4. Get more fibre into your diet
Getting more fibre into your diet, through seeds or anything else, can help you lose weight. Ideally, men should be aiming for 35 grams of fibre in their diets while women could aim for 25 each day. Fibre is essential for a healthy gut and it can also reduce your appetite by making you feel fuller. It isn’t metabolised by your body which means lots of food which is high in fibre will fill you up without packing on the pounds.
5. Avoid carbohydrates
As well as boosting protein levels, rapid weight loss diets will often ask you to eliminate carbohydrates. A typical diet might see you take around 50% of your calories, or more, from carbohydrates. Reducing this while replacing it with protein will reduce the amount of calories which are turned into fats.
Carbohydrates increase the amount of sugars in your system, which sparks an increase in insulin which in turn sends glucose into fat cells which turns into fats.

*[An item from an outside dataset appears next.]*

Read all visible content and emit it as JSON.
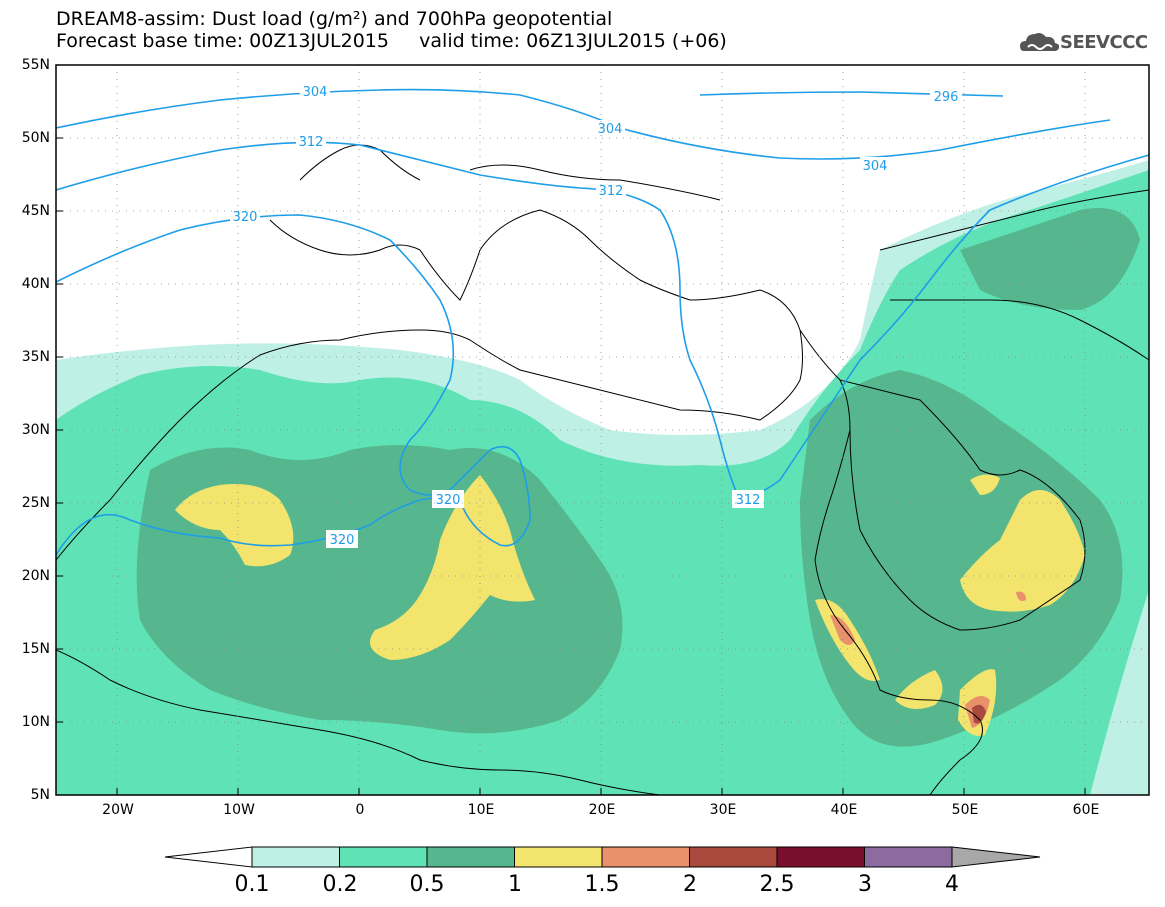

Try to cut out all white carbohydrates such as sugars, white bread, potatoes and pasta. Even certain fruits such as bananas can have high carbohydrate content, while cereals are notoriously stacked with carbohydrates – even those which market themselves as being healthy.
This doesn’t mean that all these foods are necessarily unhealthy, but if you’re trying to go for fast weight loss through a low carb diet, they are good to avoid.
6. Drink plenty of water
Hunger pangs can easily trip up even the most conscientious diet. To avoid hunger during our day to day routines, we can easily fall into the temptation of a quick snack. Even if that snack is relatively healthy, it will involve more calories.
However, our bodies can often confuse hunger, thirst and fatigue. If you feel hungry during the day try drinking a glass of water. You may find it does the trick.
7. Get more sleep
The last one should be easier to do, but we can still find it difficult to fit into our schedules – get more sleep. In our fast-paced modern world, people are routinely failing to get enough sleep. Too little of this prompts the body to produce more of the stress hormone cortisol which slows down the metabolism and encourages you to reach for the sugar.
A lack of sleep also brings fatigue which can make prompt hunger including cravings for high sugar foods. This will add to the list of temptations encouraging you to break your diet and prevent you from losing weight.